Банкир развел руками.

– Прошу прощения, мистер Керк, с такими вопросами не ко мне. Я не владелец банка и даже не главный его руководитель.

– Ничего, – успокоил его Каргин. – С Нури Дамировичем мы уже свели знакомство в Ницце, так что считайте, что таможня дала добро. – Заметив, что по лицу Алекперова промелькнула тень беспокойства, он наклонился к банкиру и негромко вымолвил: – Небольшая контрольная проверка, Ильяс Гарифович, тест на искренность: есть правильный способ зарабатывать деньги, и есть быстрый. Вам какой больше нравится?

– Мы, банкиры, зарабатываем только одним способом.

– Правильным?

– Разумеется.

– Сожалею, но вы не прошли проверку, – заявил Каргин. – Придется выбрать другой банк. Но прежде поговорим о некой сумочке, исчезнувшей из вашего хранилища. Думаю, это случилось позавчерашним вечером или вчерашним утром.

Физиономия Алеперова начала бледнеть, но в остальном он глазом не моргнул и голосом не дрогнул.

– Это невозможно, мистер Керк. Абсолютно невозможно, уверяю вас.

В самом деле наглец, мелькнуло у Каргина в голове. А выдержка! Выдержка просто железная!

Он вытащил из кармана диск, придвинулся к банкиру еще ближе и мягко сказал:

– Ты, Илюша, не врубаешься в ситуацию. ХАК нельзя грабить, это ХАК грабит всех! На любом континенте, в любой стране, даже в Туране! – Каргин передвинул диск к Алекперову. – Телевизор с видаком найдется? Так погляди! Сейчас, при мне. Привет здесь от Нури Дамировича, президентского племянника. Тебе первому показываю, а мог бы дядюшке отправить с запиской анонимной, чем вызваны такие меры… Оцени!
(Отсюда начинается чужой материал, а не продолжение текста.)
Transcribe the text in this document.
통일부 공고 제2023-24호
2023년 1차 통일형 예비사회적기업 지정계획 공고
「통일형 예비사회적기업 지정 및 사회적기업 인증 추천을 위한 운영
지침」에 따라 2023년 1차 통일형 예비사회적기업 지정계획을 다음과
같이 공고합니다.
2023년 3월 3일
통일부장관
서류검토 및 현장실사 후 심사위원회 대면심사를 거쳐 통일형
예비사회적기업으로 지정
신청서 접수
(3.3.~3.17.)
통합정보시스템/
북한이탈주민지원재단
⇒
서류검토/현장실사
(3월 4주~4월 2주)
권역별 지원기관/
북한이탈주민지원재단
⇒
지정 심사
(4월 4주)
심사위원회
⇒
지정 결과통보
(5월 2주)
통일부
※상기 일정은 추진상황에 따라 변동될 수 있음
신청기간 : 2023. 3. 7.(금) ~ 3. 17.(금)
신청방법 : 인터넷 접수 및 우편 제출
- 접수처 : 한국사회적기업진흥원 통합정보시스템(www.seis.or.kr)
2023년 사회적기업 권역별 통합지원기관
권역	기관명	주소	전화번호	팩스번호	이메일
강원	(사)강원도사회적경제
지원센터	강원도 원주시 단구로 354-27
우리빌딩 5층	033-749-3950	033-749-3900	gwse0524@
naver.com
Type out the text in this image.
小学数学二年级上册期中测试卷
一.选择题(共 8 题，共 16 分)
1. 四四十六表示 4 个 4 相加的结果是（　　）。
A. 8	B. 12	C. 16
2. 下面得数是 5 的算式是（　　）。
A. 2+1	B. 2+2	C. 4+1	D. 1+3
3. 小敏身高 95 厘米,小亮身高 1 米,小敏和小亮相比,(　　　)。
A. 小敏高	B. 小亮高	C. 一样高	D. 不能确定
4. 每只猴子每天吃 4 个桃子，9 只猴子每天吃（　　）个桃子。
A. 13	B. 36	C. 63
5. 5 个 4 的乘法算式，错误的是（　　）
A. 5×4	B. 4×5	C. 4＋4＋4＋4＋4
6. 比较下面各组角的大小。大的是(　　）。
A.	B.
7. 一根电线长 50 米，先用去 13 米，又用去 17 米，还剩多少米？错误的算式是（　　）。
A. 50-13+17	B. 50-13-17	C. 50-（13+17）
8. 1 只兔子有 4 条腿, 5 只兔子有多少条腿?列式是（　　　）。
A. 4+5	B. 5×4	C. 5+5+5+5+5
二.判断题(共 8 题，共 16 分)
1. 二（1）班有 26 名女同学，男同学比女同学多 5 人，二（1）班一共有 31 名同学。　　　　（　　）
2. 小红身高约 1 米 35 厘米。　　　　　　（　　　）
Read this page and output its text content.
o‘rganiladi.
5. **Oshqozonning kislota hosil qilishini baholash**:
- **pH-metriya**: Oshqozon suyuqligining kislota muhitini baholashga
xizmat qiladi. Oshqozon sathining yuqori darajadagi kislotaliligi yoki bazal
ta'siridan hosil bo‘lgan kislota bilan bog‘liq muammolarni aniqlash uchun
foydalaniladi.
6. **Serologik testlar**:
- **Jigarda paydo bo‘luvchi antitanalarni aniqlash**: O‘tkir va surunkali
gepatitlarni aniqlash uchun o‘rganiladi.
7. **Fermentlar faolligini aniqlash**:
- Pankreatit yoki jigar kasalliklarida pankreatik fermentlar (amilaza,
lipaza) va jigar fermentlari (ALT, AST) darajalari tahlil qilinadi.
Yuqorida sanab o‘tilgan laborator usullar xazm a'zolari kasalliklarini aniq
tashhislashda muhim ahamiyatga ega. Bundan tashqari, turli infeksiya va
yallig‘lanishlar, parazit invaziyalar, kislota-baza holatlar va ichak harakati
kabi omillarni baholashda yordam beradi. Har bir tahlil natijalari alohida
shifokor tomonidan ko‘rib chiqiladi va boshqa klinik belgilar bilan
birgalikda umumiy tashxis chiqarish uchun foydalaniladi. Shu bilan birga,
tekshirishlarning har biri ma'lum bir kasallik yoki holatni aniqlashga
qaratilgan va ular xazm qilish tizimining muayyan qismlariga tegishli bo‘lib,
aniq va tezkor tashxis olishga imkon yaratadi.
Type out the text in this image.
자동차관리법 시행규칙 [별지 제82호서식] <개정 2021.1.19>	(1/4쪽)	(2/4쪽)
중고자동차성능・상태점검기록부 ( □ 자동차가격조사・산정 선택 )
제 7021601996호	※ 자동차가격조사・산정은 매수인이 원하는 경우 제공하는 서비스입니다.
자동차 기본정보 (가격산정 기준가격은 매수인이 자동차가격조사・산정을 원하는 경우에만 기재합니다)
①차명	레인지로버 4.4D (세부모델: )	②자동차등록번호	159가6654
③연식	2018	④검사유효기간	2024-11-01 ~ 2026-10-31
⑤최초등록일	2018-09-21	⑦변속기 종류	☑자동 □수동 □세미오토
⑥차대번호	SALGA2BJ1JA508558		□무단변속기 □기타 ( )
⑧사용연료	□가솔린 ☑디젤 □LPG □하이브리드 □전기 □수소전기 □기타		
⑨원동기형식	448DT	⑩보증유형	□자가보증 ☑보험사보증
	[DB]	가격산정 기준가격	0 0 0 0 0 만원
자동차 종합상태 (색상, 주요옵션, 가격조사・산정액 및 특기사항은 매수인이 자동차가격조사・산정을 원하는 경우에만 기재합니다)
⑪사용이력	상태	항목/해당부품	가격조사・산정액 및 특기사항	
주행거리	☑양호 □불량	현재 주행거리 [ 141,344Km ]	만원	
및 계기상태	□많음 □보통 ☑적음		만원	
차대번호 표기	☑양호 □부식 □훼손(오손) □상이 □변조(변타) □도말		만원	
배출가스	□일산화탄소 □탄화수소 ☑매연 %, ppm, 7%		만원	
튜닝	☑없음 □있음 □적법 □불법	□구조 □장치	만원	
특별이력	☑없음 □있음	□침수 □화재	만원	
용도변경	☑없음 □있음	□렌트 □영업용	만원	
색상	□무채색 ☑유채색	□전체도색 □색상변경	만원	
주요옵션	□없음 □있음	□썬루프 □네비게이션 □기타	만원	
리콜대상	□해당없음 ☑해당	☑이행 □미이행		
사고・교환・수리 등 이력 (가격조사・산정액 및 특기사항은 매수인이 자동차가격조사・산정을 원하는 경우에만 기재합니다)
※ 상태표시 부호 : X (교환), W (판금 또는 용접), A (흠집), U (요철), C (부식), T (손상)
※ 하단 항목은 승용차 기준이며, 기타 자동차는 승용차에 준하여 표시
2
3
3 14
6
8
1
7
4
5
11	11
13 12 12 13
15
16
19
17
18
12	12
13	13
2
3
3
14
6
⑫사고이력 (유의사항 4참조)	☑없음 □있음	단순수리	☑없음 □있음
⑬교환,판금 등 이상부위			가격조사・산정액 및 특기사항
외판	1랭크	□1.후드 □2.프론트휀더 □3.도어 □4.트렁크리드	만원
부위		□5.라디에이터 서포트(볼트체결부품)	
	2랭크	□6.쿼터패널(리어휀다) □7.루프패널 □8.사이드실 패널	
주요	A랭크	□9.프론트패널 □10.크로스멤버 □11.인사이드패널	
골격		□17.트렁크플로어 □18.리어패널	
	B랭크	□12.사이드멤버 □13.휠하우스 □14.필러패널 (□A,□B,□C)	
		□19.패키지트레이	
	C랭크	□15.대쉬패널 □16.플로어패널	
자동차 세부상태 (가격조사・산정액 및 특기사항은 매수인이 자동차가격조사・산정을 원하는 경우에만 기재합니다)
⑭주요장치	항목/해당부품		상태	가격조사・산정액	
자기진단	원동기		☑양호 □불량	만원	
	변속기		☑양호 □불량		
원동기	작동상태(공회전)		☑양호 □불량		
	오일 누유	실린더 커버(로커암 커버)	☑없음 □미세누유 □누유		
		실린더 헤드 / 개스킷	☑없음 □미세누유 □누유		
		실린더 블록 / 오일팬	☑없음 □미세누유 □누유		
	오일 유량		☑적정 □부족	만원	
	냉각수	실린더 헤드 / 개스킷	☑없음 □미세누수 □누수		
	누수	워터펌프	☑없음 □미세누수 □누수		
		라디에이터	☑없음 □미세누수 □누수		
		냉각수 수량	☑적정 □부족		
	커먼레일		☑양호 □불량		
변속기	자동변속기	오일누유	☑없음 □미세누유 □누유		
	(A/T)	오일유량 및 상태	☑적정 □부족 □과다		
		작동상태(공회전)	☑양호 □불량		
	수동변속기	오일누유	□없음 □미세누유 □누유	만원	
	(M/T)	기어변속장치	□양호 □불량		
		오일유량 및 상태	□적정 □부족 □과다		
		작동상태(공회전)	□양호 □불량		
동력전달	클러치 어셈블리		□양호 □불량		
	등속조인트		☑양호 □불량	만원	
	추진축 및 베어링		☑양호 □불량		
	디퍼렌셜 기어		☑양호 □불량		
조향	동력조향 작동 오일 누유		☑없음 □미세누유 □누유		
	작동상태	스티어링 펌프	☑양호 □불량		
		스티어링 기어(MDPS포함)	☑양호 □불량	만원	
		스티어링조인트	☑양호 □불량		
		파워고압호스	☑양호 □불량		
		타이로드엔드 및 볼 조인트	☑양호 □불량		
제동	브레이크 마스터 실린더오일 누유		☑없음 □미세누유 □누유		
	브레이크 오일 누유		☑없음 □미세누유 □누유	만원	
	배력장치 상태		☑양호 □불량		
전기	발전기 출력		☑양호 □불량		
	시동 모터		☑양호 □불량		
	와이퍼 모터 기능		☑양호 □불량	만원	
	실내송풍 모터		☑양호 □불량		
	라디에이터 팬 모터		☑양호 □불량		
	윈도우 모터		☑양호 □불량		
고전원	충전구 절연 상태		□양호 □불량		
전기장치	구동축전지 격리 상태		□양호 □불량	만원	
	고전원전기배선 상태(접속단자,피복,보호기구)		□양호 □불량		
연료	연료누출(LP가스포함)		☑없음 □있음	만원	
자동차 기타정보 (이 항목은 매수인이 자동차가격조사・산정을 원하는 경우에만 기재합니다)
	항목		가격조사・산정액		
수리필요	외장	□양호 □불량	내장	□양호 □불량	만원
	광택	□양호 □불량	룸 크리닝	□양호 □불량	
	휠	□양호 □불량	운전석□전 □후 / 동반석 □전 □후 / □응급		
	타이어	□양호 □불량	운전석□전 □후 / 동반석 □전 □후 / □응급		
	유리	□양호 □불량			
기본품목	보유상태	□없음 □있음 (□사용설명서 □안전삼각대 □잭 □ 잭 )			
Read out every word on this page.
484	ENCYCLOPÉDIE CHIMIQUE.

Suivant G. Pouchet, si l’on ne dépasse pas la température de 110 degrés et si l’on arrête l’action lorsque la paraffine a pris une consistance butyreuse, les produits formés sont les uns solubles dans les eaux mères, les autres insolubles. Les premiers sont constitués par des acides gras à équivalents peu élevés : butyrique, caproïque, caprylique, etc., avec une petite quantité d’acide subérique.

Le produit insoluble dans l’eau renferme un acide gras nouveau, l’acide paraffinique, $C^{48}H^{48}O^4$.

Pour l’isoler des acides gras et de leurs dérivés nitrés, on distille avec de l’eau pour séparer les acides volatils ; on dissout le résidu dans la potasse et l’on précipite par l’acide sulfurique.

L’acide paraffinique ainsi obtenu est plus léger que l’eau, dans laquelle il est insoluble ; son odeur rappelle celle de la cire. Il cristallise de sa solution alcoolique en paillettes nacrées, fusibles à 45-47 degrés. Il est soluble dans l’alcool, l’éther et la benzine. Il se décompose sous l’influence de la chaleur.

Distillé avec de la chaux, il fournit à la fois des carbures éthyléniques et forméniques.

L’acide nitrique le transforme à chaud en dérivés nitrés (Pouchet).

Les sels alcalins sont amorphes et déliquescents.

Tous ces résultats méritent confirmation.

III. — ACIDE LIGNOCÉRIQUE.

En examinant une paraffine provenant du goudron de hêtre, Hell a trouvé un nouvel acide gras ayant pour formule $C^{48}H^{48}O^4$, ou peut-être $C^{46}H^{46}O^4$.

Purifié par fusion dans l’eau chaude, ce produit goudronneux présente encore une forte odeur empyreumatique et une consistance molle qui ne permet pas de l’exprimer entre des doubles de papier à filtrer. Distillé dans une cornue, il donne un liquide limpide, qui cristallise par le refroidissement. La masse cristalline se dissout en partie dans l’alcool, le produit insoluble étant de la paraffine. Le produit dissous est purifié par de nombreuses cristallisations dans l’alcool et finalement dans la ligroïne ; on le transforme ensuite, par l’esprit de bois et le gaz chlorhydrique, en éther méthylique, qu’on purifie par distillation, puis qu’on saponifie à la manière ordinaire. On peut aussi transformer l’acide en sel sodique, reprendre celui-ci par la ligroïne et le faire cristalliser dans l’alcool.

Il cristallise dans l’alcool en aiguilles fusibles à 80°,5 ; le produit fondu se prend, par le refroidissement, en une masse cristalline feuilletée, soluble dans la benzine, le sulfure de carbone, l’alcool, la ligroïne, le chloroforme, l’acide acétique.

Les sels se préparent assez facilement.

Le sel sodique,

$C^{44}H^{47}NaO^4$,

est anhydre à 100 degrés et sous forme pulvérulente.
Алекперов поднялся с каменным лицом, подошел к стенке, откинул доску секретера, за которой матово блеснул огромный телевизионный экран. Каргин, почесывая рубец под глазом, глядел на его спину. Спина была прямой, но пальцы, когда банкир вставлял диск в прорезь магнитофона, дрожали, и отраженный бриллиантом солнечный зайчик прыгал по стене.

– Звук, – промолвил Каргин, – звук сделай потише. Не то секретаршу свою перепугаешь.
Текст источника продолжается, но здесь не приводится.